栄光は机に突っ伏し、隣で携帯電話をいじっている静佳(シズカ)を横目に呟く。

「失恋したその日に一目惚れするあたしって、どうよ?」

「別にどうもしない」

素っ気ない反応。

「だってさぁ、あんなに好きで好きでしょーがなかった人にフラれて、もう人生終わったなーってマジで思ってたんだよ?」

それが一瞬にして、吹き飛んだ。

そして、心臓に突き刺さった。



恋の矢が。



「人として最低だと思わない?」

「よくあるコトでしょ。なんでそんなに考え込むかなぁ、このおバカちゃんは」

静佳は栄光の頭をポンポンと携帯電話で軽く叩く。

「新しい恋が見つかって良かったじゃん。

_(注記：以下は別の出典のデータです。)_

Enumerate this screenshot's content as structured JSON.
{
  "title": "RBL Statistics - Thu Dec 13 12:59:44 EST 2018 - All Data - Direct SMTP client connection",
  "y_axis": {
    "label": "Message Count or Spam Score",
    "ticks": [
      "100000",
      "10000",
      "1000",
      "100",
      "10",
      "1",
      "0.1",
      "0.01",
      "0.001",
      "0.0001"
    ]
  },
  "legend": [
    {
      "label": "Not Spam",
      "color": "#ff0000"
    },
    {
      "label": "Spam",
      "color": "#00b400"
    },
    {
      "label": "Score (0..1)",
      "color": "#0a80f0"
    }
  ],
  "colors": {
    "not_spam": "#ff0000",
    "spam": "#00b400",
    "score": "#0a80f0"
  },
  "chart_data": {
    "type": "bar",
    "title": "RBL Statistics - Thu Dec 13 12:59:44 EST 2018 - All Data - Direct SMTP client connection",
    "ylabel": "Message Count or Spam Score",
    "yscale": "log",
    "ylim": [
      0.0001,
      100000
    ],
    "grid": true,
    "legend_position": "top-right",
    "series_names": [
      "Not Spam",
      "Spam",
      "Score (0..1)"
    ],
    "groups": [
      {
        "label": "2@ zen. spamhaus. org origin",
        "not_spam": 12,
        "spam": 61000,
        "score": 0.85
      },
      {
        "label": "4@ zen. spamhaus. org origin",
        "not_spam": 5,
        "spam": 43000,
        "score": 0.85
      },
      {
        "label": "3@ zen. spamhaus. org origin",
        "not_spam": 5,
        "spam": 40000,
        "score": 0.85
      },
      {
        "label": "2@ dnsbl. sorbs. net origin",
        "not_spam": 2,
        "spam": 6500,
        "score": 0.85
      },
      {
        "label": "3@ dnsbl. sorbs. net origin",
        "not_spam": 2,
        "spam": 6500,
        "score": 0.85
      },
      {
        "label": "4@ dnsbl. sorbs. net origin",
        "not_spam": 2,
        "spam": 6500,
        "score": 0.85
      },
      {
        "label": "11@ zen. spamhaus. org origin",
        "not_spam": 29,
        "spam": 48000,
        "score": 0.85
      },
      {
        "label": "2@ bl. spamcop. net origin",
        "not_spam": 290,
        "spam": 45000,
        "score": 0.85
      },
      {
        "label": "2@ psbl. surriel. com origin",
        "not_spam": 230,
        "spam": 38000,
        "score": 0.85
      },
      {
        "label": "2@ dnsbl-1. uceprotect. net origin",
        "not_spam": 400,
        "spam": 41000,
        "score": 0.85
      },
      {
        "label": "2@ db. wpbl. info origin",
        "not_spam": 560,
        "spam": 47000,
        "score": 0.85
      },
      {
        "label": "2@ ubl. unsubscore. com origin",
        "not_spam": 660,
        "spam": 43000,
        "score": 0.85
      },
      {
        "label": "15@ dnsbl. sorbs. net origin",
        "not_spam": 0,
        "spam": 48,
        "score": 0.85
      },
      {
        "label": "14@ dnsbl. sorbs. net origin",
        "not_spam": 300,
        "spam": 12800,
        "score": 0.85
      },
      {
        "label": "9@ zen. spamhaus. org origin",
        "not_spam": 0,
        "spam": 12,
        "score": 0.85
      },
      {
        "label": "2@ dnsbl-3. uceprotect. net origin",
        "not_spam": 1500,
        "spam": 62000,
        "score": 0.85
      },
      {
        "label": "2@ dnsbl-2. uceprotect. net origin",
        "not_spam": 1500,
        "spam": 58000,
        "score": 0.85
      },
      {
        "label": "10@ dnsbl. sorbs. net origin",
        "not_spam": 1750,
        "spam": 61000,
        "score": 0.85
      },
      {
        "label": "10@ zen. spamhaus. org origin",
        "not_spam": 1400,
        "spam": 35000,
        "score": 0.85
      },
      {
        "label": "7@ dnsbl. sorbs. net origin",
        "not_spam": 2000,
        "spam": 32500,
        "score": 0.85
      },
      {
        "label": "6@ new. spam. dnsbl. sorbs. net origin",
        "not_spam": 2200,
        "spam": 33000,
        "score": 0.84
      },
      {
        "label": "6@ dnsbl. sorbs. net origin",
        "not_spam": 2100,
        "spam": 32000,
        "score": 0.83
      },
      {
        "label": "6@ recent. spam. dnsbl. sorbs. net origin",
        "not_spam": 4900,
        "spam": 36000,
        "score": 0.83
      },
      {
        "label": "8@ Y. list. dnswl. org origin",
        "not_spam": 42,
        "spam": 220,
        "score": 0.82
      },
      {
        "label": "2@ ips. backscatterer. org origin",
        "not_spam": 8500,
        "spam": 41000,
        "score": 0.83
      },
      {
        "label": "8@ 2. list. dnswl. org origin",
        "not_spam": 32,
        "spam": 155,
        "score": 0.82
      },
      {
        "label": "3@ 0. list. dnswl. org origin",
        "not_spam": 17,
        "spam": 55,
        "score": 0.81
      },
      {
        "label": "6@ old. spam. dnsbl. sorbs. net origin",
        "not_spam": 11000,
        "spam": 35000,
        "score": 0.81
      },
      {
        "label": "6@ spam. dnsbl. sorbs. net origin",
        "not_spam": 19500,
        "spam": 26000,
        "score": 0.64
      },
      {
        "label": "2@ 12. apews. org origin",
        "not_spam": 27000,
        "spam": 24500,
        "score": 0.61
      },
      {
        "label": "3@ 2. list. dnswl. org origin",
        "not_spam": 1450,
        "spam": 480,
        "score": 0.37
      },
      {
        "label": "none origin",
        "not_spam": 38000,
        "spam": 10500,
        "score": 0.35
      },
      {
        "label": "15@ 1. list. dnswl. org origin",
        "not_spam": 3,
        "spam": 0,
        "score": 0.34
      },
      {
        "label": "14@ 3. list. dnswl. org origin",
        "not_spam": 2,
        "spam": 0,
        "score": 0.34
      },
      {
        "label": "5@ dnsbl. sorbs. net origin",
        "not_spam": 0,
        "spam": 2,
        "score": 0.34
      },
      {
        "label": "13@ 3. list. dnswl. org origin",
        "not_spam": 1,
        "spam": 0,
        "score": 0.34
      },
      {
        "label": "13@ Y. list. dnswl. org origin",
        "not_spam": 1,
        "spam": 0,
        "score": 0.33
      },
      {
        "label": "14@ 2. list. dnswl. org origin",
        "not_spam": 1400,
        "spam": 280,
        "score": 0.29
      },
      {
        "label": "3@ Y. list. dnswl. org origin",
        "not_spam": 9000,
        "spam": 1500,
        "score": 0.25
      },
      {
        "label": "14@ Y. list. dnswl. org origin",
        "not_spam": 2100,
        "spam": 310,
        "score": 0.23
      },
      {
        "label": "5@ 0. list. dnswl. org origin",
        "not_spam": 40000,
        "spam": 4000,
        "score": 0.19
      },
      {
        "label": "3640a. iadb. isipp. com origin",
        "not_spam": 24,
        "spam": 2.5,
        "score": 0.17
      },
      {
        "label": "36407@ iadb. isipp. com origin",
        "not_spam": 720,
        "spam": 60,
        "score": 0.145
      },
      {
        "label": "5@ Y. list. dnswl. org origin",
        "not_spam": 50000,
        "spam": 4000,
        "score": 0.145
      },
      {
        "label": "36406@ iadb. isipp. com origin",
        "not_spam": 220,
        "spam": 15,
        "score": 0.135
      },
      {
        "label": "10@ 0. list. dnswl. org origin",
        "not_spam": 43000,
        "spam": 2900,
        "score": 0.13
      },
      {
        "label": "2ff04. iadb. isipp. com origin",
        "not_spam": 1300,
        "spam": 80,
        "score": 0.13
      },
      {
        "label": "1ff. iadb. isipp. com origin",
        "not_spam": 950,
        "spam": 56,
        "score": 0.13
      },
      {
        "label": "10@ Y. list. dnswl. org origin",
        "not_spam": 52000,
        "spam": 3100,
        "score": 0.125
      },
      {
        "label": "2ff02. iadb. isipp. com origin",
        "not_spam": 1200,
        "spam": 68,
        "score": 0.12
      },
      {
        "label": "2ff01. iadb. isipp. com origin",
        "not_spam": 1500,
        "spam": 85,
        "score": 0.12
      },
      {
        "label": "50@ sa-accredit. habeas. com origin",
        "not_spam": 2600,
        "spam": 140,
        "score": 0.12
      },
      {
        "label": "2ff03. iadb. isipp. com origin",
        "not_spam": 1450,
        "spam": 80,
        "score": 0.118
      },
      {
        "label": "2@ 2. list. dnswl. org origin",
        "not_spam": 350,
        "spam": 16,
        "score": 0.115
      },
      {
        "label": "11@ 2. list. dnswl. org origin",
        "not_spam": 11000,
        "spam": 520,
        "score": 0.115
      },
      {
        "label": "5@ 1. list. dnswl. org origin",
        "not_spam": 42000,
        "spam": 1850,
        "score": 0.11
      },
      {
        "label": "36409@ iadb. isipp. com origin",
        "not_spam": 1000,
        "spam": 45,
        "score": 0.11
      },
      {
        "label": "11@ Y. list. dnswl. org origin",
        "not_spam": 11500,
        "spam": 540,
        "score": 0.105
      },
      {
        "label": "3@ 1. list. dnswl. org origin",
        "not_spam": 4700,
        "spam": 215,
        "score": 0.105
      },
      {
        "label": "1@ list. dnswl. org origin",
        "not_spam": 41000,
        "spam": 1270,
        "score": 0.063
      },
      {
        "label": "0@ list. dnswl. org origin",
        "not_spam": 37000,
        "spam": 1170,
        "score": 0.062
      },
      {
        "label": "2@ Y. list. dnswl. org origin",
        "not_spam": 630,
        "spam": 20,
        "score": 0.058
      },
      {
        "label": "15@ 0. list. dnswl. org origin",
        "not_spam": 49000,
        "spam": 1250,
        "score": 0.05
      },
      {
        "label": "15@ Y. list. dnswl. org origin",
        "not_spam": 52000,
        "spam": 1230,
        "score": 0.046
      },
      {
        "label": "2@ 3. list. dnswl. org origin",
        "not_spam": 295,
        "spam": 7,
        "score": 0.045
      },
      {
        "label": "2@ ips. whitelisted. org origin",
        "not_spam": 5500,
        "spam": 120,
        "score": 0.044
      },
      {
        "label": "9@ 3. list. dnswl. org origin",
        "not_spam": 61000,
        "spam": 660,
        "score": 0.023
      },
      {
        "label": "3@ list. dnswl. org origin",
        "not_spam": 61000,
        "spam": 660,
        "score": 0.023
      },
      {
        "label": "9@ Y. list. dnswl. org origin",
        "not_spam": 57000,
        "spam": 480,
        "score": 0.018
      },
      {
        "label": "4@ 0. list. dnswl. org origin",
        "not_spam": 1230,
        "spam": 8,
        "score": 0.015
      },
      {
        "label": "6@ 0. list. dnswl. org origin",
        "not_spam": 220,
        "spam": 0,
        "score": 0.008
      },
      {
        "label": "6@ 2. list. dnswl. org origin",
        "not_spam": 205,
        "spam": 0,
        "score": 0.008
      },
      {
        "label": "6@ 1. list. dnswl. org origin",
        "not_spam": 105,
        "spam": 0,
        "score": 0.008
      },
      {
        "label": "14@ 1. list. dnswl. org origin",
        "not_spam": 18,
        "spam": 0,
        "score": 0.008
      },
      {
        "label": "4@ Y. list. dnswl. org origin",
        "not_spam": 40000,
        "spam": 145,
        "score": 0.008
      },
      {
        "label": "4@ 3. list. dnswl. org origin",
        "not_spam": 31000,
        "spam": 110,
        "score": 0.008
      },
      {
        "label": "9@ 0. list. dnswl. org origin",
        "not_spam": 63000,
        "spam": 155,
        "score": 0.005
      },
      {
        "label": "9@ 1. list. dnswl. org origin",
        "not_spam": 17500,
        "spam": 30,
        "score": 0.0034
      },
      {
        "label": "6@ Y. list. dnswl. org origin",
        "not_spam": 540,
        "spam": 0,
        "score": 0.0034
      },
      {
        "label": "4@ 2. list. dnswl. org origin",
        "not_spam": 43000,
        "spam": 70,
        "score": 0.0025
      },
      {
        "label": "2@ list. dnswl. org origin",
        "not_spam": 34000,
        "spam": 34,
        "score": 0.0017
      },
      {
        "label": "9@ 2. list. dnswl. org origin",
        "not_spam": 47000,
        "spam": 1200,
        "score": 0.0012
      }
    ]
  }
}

応援してあげるからさっさと課題を終わらせてくんない?」

「むー」

無造作に重ねられたノートとプリントが視界に入る。

「二度とテストの前日にラブレターなんて書くもんかっ」

前回の中間テストで赤点が三教科。

人生初の補習+課題を受けることになった。

「普通は前日に書かないけどね」

「以後気をつけます」

あの時はテストよりラブレターの方が大事だったのだ。